Was hatten es die Hüter der Galaxie doch schwer zu Beginn des ersten Destiny – das mit knapp 500 Millionen Dollar teuerste Spiel aller Zeiten schlug dank gewaltiger Werbekampagne zwar ein wie eine Bombe, die Begeisterung der Spieler hielt allerdings nur kurz an. Der Kampagne mangelte es an Abwechslung, End Content und PvP nutzten sich schnell ab. Wer nach Erreichen des Höchstlevels keine Lust hatte, abseits der wöchentlichen Herausforderungen Strike um Strike zu absolvieren, um seine Ausrüstung auf ein Maximum zu pushen, warf das Spiel entweder zügig in die Ecke oder bemühte sich, das Spiel auf dem Gebrauchtmarkt loszuwerden. Das war der Anfang. Doch weder Publisher Activision noch Entwickler Bungie wollten das ambitionierte Projekt einfach aufgeben. Dank konsequenten Verbesserungen, neuen Inhalten und immer besser werdenden DLC – Erweiterungen wurde das Spiel ein achtbarer Erfolg. Nun steht die Fortsetzung an, der Entwickler hat versprochen, dieses Mal gleich zu Beginn alles besser machen zu wollen.
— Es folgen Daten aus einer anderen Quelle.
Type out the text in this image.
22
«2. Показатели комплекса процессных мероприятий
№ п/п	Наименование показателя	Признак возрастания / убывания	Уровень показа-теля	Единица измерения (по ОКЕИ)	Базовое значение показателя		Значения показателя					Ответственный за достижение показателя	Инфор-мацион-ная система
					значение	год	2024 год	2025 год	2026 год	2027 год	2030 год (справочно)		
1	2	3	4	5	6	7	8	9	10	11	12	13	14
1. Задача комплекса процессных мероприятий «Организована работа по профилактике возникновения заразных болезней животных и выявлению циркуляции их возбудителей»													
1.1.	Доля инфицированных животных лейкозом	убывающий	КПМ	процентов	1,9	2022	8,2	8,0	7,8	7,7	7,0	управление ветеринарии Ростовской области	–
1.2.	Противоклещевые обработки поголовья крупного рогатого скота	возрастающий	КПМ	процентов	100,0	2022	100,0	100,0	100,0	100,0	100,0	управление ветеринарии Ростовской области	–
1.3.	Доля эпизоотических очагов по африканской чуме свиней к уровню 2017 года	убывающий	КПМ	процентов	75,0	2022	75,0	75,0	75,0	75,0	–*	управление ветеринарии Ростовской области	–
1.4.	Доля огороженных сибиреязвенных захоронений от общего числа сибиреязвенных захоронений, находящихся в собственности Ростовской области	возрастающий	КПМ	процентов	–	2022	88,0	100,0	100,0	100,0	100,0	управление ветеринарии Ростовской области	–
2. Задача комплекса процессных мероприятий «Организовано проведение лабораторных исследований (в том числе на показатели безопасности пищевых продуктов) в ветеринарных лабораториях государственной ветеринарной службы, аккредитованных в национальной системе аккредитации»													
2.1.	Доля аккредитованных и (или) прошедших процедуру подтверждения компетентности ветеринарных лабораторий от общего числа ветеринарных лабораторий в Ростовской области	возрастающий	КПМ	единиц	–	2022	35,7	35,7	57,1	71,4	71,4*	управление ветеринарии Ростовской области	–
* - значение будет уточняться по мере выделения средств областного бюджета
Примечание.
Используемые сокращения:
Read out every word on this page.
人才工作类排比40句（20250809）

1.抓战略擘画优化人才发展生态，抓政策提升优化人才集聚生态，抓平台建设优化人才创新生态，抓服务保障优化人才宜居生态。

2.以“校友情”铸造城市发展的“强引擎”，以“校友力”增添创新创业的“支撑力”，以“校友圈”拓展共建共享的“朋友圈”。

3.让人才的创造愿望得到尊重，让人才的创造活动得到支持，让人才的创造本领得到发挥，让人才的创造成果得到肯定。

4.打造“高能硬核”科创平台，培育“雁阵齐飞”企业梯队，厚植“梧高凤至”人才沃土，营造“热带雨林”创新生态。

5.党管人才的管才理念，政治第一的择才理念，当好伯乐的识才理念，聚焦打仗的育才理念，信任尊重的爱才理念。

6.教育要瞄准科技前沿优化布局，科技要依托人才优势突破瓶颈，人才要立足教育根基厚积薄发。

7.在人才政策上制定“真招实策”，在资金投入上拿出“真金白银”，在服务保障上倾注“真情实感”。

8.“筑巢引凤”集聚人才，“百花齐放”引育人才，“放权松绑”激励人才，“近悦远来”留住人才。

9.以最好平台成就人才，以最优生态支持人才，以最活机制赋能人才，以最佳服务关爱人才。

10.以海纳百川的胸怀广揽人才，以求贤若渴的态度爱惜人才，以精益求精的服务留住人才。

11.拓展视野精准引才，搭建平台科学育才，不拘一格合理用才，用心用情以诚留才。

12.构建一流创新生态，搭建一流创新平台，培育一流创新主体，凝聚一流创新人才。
Hebt sich der zweite Teil also deutlich vom Vorgänger ab? Oder sollten sich angehende Hüter…hüten? 

Kabale und Liebe

Die Fortsetzung setzt da an, wo der erste Teil basierend auf der letzten Erweiterung endete. Zahlreiche Bedrohungen abgewendet, unzählige Gegner getötet…die Galaxis schien vorerst gerettet. Vorerst, denn neues Übel zieht auf. Über der letzten Stadt, dem zentralen Anlaufpunkt im ersten Teil, zieht aus dem Nichts eine gewaltige Flotte der Kabale auf. Deren Anführer Ghaul befehligt die als unbesiegbar geltenden Elitetruppen der Rotlegion und ist gekommen, um das Licht des Reisenden für sich zu beanspruchen. Dazu richtet er eine riesige Waffe namens „Die Allmacht“ auf die Sonne (man weiß ja nie, wann das mal nützlich sein kann) und widmet sich dann dem Reisenden selbst. Es passiert, was passieren muss: Zwar können die Hüter unter Leitung ihrer jeweiligen Fraktionsführer einige Feinde besiegen, scheitern am Ende aber doch. Der Reisende zerbricht, die Hüter verlieren ihre Kräfte.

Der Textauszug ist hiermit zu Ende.